Daimler may sell off showrooms and service sites in Europe to cut fixed costs, according to German newspaper Handelsblatt. Citing industry sources, the publication revealed the deal could net the automotive group approximately €1 billion.
Carmakers are coming to grips with a very different market than the one they entered COVID-19 with. Production and sales took enormous hits as lockdowns forced the closure of factories and showrooms. Now, these companies must assess which assets can be liquidated in an attempt to raise revenue. With online sales platforms proving useful over the course of the pandemic, some carmakers are clearly tempted to lean into the digital realm. However, they must not forsake real space for virtual ones.
€1 billion deal
According to Handelsblatt, Daimler has more than 25 retail sites and workshops across Spain, Belgium and the UK. These locations may now be sold to independent dealers or investors, potentially earning the Stuttgart-based group up to €40 million per branch.
A Daimler spokesperson told Autovista Group that with the new Mercedes-Benz strategy, the company is looking to lower its cost base and improve its industrial footprint. This means continual revaluation of markets, as well as the current and future commercial strategies.
The company is in frequent talks with its partners and stakeholders, and positive momentum has been identified in the UK, Spain and Belgium, the spokesperson confirmed.

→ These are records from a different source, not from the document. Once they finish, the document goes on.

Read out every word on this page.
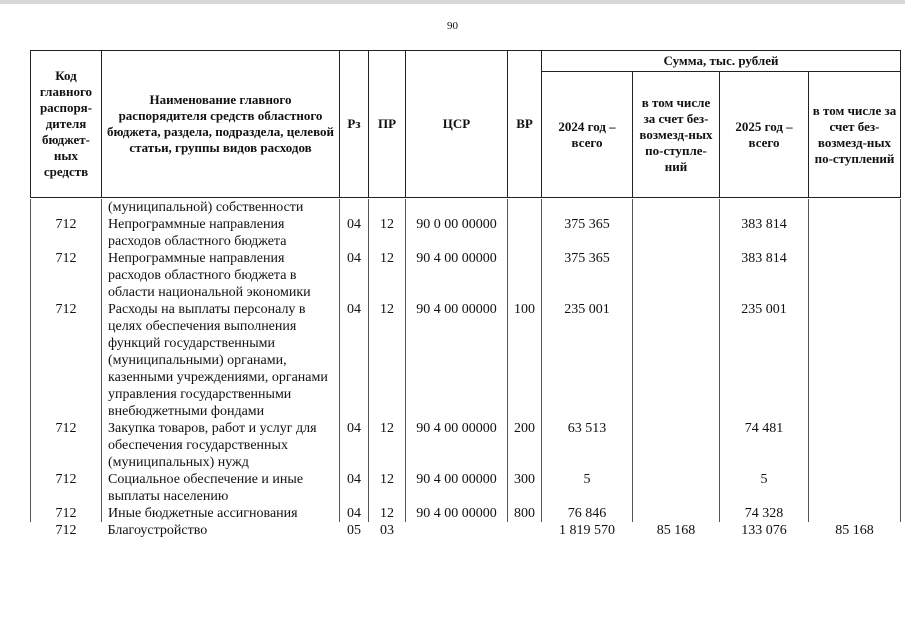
90
Код главного распоря-дителя бюджет-ных средств	Наименование главного распорядителя средств областного бюджета, раздела, подраздела, целевой статьи, группы видов расходов	Рз	ПР	ЦСР	ВР	Сумма, тыс. рублей			
						2024 год – всего	в том числе за счет без-возмезд-ных по-ступле-ний	2025 год – всего	в том числе за счет без-возмезд-ных по-ступлений
	(муниципальной) собственности								
712	Непрограммные направления расходов областного бюджета	04	12	90 0 00 00000		375 365		383 814	
712	Непрограммные направления расходов областного бюджета в области национальной экономики	04	12	90 4 00 00000		375 365		383 814	
712	Расходы на выплаты персоналу в целях обеспечения выполнения функций государственными (муниципальными) органами, казенными учреждениями, органами управления государственными внебюджетными фондами	04	12	90 4 00 00000	100	235 001		235 001	
712	Закупка товаров, работ и услуг для обеспечения государственных (муниципальных) нужд	04	12	90 4 00 00000	200	63 513		74 481	
712	Социальное обеспечение и иные выплаты населению	04	12	90 4 00 00000	300	5		5	
712	Иные бюджетные ассигнования	04	12	90 4 00 00000	800	76 846		74 328	
712	Благоустройство	05	03			1 819 570	85 168	133 076	85 168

There also looks to be a ‘chance to provide our own retail locations in these markets with the best possible future prospects.’ Therefore, these markets are able to explore the sale of their own retail locations.
However, when in talks with interested buyers, a high priority is reportedly placed on enduring economic success and the continuation of Mercedes-Benz operations. ‘In this way, we want to offer long-term prospects for the employees of the locations and at the same time ensure the best possible support for our customers on-site,’ the spokesperson said.
Daimler concluded that while there is a continuing evaluation of current and potential sales in the future, besides the aforementioned markets, there are presently no similar decisions or evaluations taking place elsewhere in Europe.
Virtual vs real
Some carmakers are taking the pandemic as a retail turning point, using it to pivot into the digital realm. But many have realised that these online platforms might struggle in a vacuum and require the physical spaces to actually function.
As of 2030, Volvo Cars’ latest line-up of battery-electric vehicles (BEVs) will only be available to purchase online. However, Volvo has confirmed the ongoing importance of physical spaces, calling them crucial to the customer experience. They will remain responsible for services such as selling, preparing, delivering and servicing cars. ‘Online and offline need to be fully and seamlessly integrated,’ said Lex Kerssemakers, head of global commercial operations at the time. ‘Wherever the customer is in their journey – online, in a showroom, in a Volvo Studio, or driving the car – the customer experience needs to be top-notch.’
The used-car market is also seeing increased online influence. Launching in Germany later this year, Driverama will be Europe’s first-ever online, borderless, used-car retailer. The company looks to enter the Netherlands in early 2022, then Belgium and Luxembourg. By 2025, it plans to expand the concept to 11 countries across Europe. However, it will also utilise the support of physical spaces, starting with up to four physical locations and increasing to 24 facilities in 2022.
Volkswagen Passenger Cars is making a significant investment in sales and distribution for its home market; Germany. The carmaker projects funds for this project will reach the triple-digit million-euro mark by the end of 2023.
‘Audi Progressive Retail’ (APR) is another recently announced showroom concept from within the Volkswagen Group. Falling into line with new green consumer expectations, the carbon-neutral store is the first in the world by the OEM to receive certification from the Deutsche Gesellschaft für Nachhaltiges Bauen (German Association for Sustainable Building). It too emphasises digital capabilities, with interactive modules and large-format displays providing an enhanced customer experience.
These investments into physical spaces are a good bet, given the potential disruption online platforms may experience in the future. Aside from website outages and hacking, the way businesses operate within the digital space is due for a knock. Google plans to halt the use of third-party cookies on its platforms next year. Online activity is used by businesses to identify potential customers, but as the internet giant attempts to increase privacy standards, businesses will find targeted advertising more difficult. Once again, the showroom shows its worth.